Two study topics were put forth at this year's General Assembly, the other Nuclear Disarmament. Though Nuclear Disarmament is clearly an important issue fundamental to the survival of humankind, Ethical Eating won hands down - as well it should.

Why? Those of you who have heard me speak publicly know I am a Stephen Covey fan, particularly around his "Circle of Concern" (everything we are concerned about) and smaller concentric "Circle of Influence" (what we can impact directly). Rev. Marlin Lavanhar must also be a fan, as he used the concepts in his Sunday morning sermon, though he did not credit Covey. These two study topic choices are a great example of the difference between the two Circles. Nuclear disarmament fits my perception of what stereotypical UUs are capable of having: a wonderfully articulate discussion that will likely not have any impact on anything.

Which topic has the highest probability of transforming the life of the person who delves into it, as well as transform the community around them? How can our congregations work together to share "best practices" in how we address this? Does your congregation have someone who will help explore this?

Or might that person be you?

Next topic: Youth Empowerment


Bill Baar said...

I hope you have some professionals give you advice on this food business.

After experiencing a loved one go through an eating disorder and discovering many others going through the same agony I hope you exercise some caution before getting into an issue that can trigger some bad reactions among young people.

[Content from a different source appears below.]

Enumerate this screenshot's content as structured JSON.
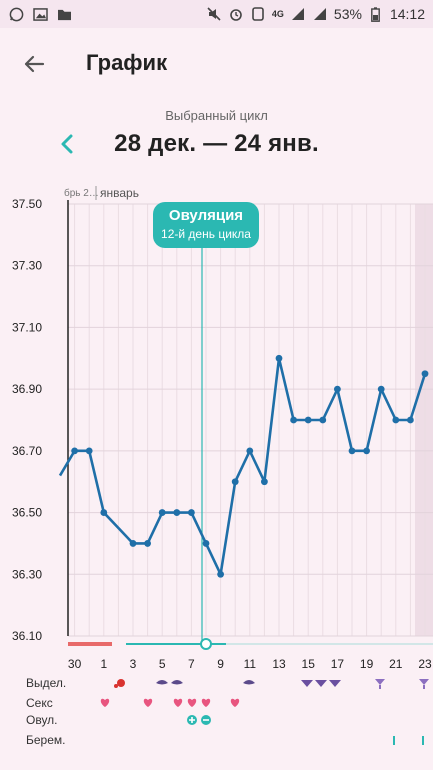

You really ought to check in with people skilled with this before going off on a bit way with it...


moreover said...

Linda, my wife and I have been inspired to join a CSA, community supported agriculture, and we got on that path because our Ethical Eating task force at Jefferson Unitarian Church in Golden (Peter Morales' parish) had given us the impulse.
I understand Bill's concern and food lends itself to dogmatism. However, there are very convincing arguments for consuming local foods that have nothing to do with ideology, they just make sense. I hope this things spreads like a virus. Our five year old also has noticably more appetite for farm fresh veggies, and we're starting to grow some stuff ourselves.

Anonymous said...

I was very impressed - and grateful - for the Berkeley view on "Eathical Eating: Food and Environmental Justice." Unitarian Universalists have been known to have long and complicated discussions about all sorts of important issues... Sometimes we're told "listen to the experts" - although there are lots and lots of different experts, with different views - and, then, we get exhausted and we feel frustrated and ineffective.... However, with food issues, "everybody is an expert." Everybody, without exception, has something to contribute to the conversation... Equally important, there are lots of things that congregations can actually DO with food issues.... Work for meals-on-wheels programs, march in support of farm workers, organize a Fair Trade coffeehouse, etc. Even if you're involved with a very small, very isolated fellowship, in a very conservative region, there's something that you can do to help feed the hungry.